Olivier Besson research activities are in the general area of statistical signal and array processing with particular interest to robustness issues in detection/estimation problems for radar and communications. Lines of research include :

  • robust adaptive beamforming
  • array calibration techniques
  • adaptive radar detection with spatial or space-time signature uncertainties
  • space-time adaptive processing in heterogeneous clutter
  • adaptive detection in low-sample support
  • wideband radar processing
  • space division multiple access in satellite communication systems.

see below for a technical description and here for a list of publications.

 Cooperations

  • Industry and governmental agencies : Thales Alenia Space, Thales Airborne Systems, ONERA, DGA.
  • Academia : Università del Salento (F. Bandiera, G. Ricci), ENSEEIHT (J.-Y. Tourneret), Colorado State University (L.L. Scharf), Uppsala University (P. Stoica), Darmstadt University (A. Gershman), MIT Lincoln Laboratory (S. Kraut).

 Professional activities

  • Associate Editor for the IEEE Transactions Signal Processing
  • Member of the Sensor Array and Multichannel technical committee (SAM TC) of the IEEE Signal Processing Society
  • Regular reviewer for IEEE Transactions (SP, AES, Comm) and conferences (ICASSP, SAM, SSP)

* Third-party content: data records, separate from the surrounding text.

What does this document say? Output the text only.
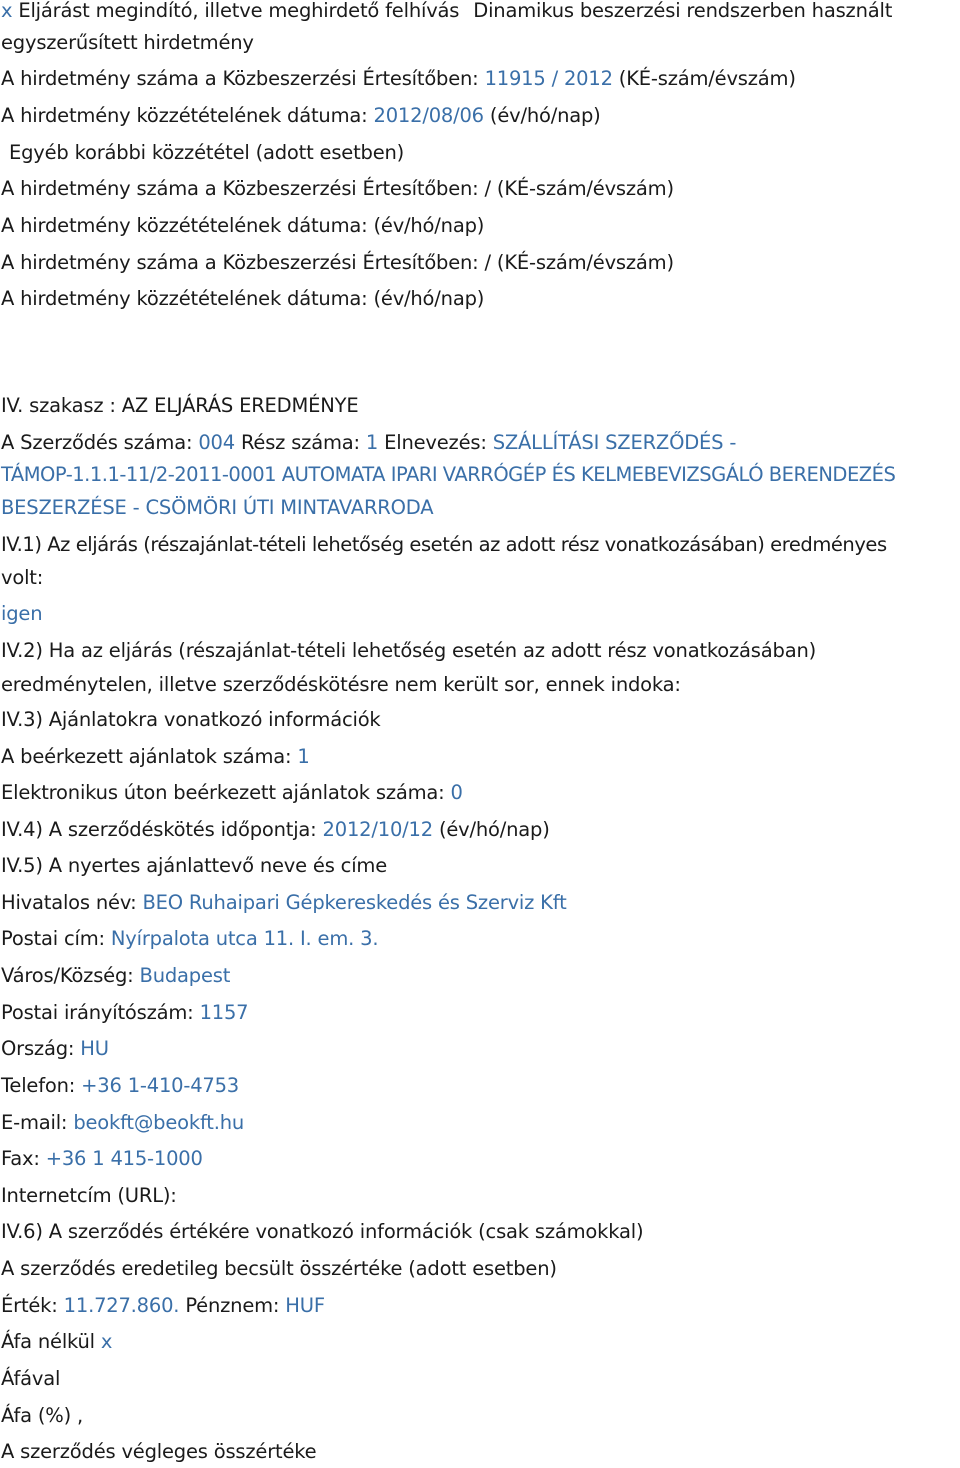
x Eljárást megindító, illetve meghirdető felhívás Dinamikus beszerzési rendszerben használt
egyszerűsített hirdetmény
A hirdetmény száma a Közbeszerzési Értesítőben: 11915 / 2012 (KÉ-szám/évszám)
A hirdetmény közzétételének dátuma: 2012/08/06 (év/hó/nap)
Egyéb korábbi közzététel (adott esetben)
A hirdetmény száma a Közbeszerzési Értesítőben: / (KÉ-szám/évszám)
A hirdetmény közzétételének dátuma: (év/hó/nap)
A hirdetmény száma a Közbeszerzési Értesítőben: / (KÉ-szám/évszám)
A hirdetmény közzétételének dátuma: (év/hó/nap)
IV. szakasz : AZ ELJÁRÁS EREDMÉNYE
A Szerződés száma: 004 Rész száma: 1 Elnevezés: SZÁLLÍTÁSI SZERZŐDÉS -
TÁMOP-1.1.1-11/2-2011-0001 AUTOMATA IPARI VARRÓGÉP ÉS KELMEBEVIZSGÁLÓ BERENDEZÉS
BESZERZÉSE - CSÖMÖRI ÚTI MINTAVARRODA
IV.1) Az eljárás (részajánlat-tételi lehetőség esetén az adott rész vonatkozásában) eredményes
volt:
igen
IV.2) Ha az eljárás (részajánlat-tételi lehetőség esetén az adott rész vonatkozásában)
eredménytelen, illetve szerződéskötésre nem került sor, ennek indoka:
IV.3) Ajánlatokra vonatkozó információk
A beérkezett ajánlatok száma: 1
Elektronikus úton beérkezett ajánlatok száma: 0
IV.4) A szerződéskötés időpontja: 2012/10/12 (év/hó/nap)
IV.5) A nyertes ajánlattevő neve és címe
Hivatalos név: BEO Ruhaipari Gépkereskedés és Szerviz Kft
Postai cím: Nyírpalota utca 11. I. em. 3.
Város/Község: Budapest
Postai irányítószám: 1157
Ország: HU
Telefon: +36 1-410-4753
E-mail: beokft@beokft.hu
Fax: +36 1 415-1000
Internetcím (URL):
IV.6) A szerződés értékére vonatkozó információk (csak számokkal)
A szerződés eredetileg becsült összértéke (adott esetben)
Érték: 11.727.860. Pénznem: HUF
Áfa nélkül x
Áfával
Áfa (%) ,
A szerződés végleges összértéke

Research overview : A generic detection problem we are interested in can be described by the following binary composite hypothesis testing problem

\begin{align*}
H_{0}: & \begin{cases} \boldsymbol{z} = \boldsymbol{n};
\\ \boldsymbol{z}_l = \boldsymbol{n}_k; \; k=1,\cdots,K
\end{cases} \nonumber \\ H_{1}: & \begin{cases} \boldsymbol{z} = \alpha \boldsymbol{v} + \boldsymbol{n};
\\ \boldsymbol{z}_k = \boldsymbol{n}_k; \; k=1,\cdots,K
\end{cases} 
\end{align*}

where \boldsymbol{z} is the received signal and \boldsymbol{v} is the assumed space and/or time signature of the signal of interest (SOI) whose presence we wish to detect ( e.g. a target). \boldsymbol{n} stands for the noise vector whose covariance matrix is \boldsymbol{R}=\mathcal{E} \left\{ \boldsymbol{n} \boldsymbol{n}^{H} \right\} and \boldsymbol{n}_{k} are training samples with covariance matrices \boldsymbol{R}_{k}=\mathcal{E} \left\{ \boldsymbol{n}_{k} \boldsymbol{n}_{k}^{H} \right\}. Ideally, \boldsymbol{R}_{k}=\boldsymbol{R} and \boldsymbol{v}=\boldsymbol{s} where \boldsymbol{s} is the actual signature of the SOI. We consider situations where either one or both hypotheses are no longer fulfilled, and study detectors that can handle such mismatches.

A closely related problem is beamforming where, from a set of K snapshots \boldsymbol{X}=\begin{bmatrix} \boldsymbol{x}_1 & \boldsymbol{x}_2 & \cdots & \boldsymbol{x}_K \end{bmatrix} which consist of interference, noise (and possibly the SOI), one wishes to design a filter \boldsymbol{w} that eliminates noise while letting the SOI pass. This typically amounts to solving

 \min_{\boldsymbol{w}} \boldsymbol{w}^H \boldsymbol{R} \boldsymbol{w} \: s.t. \boldsymbol{w}^H \boldsymbol{v}=1

where \boldsymbol{R}=\mathcal{E} \left\{ \boldsymbol{X} \boldsymbol{X}^{H} \right\} and \boldsymbol{v} is the SOI steering vector. Again, we address cases where there exist uncertainties about \boldsymbol{v}, where \boldsymbol{X} could include the SOI and few snapshots are available.